Migraine affects about 10 to 15 percent of the general population and the impacts associated with migraine can cause a substantial personal, occupational and social burden. Symptoms can include a pounding headache, nausea, vomiting and light sensitivity. Because there are no official “cures” for migraine, this makes living with the condition difficult. That’s why it’s important to understand exactly what might cause migraine and what its effects might be on the brain.

In order to examine the impact of migraine, the researchers reviewed six population-based studies and 13 clinic-based studies. They examined whether people who experienced migraine or migraine with aura had an increased risk of brain lesions, silent abnormalities or brain volume changes on MRI brain scans in comparison to those without the conditions.

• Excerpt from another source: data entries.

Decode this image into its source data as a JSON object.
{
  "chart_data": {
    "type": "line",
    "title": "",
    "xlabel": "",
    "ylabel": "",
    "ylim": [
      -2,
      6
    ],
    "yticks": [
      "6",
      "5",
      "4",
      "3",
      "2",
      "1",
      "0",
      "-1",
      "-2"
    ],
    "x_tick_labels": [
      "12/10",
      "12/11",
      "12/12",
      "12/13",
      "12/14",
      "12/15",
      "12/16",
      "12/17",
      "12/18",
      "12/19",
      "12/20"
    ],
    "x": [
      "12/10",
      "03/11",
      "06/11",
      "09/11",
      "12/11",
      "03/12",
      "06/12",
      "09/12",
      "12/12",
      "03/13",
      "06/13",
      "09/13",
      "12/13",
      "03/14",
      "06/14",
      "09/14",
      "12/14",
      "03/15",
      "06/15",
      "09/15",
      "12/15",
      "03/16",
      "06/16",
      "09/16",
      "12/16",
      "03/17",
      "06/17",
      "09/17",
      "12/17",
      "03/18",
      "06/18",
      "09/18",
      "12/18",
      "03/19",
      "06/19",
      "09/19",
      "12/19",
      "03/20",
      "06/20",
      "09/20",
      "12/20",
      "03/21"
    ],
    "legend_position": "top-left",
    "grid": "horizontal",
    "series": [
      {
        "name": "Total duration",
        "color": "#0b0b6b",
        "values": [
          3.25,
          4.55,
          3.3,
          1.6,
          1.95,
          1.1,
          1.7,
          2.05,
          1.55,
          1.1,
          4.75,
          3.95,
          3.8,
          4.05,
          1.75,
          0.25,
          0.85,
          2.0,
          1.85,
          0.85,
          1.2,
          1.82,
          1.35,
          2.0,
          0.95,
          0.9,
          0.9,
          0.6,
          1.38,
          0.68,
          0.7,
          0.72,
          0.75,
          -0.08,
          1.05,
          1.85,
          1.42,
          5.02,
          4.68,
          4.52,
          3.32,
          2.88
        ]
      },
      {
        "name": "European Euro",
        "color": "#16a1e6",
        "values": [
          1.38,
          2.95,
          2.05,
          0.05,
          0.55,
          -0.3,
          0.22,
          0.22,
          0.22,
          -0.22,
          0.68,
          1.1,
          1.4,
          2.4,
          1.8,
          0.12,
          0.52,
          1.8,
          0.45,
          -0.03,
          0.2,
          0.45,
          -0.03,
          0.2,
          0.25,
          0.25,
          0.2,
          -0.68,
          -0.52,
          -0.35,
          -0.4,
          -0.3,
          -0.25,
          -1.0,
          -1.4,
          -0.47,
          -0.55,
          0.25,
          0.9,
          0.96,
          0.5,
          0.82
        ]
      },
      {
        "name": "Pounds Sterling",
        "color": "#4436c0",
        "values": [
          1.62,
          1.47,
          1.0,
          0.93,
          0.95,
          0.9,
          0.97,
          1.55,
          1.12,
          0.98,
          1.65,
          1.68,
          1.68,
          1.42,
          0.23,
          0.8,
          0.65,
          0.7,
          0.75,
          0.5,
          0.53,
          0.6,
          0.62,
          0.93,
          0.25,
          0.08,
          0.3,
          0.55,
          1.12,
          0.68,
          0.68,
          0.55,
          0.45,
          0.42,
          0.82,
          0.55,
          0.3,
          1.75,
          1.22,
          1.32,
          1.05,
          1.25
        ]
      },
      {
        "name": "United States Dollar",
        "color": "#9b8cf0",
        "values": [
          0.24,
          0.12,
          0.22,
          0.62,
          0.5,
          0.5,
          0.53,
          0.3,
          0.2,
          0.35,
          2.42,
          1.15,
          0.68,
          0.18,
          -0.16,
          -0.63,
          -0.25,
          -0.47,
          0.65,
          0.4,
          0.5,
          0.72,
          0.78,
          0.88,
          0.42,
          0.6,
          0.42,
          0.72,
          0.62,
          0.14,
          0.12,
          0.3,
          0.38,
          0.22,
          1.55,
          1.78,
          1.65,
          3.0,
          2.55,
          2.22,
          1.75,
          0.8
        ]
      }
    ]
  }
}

In the end, the researchers found that migraine with aura increased the risk of white matter brain lesions by 68 percent. Migraine with no aura, in contrast, increased the risk by 34 percent. The scientists also discovered that the risk for infarct-like abnormalities increased by 44 percent for those with migraine with aura compared to those without aura. In addition, brain volume changes were more common in people with migraine and migraine with aura than those with no migraines.

“We hope that through more study, we can clarify the association of brain structure changes to attack frequency and length of the disease,” said Ashina. “We also want to find out how these lesions may influence brain function.”

Currently the researchers plan to conduct further studies to investigate these lesions and migraine further.

The findings are published in the journal Neurology.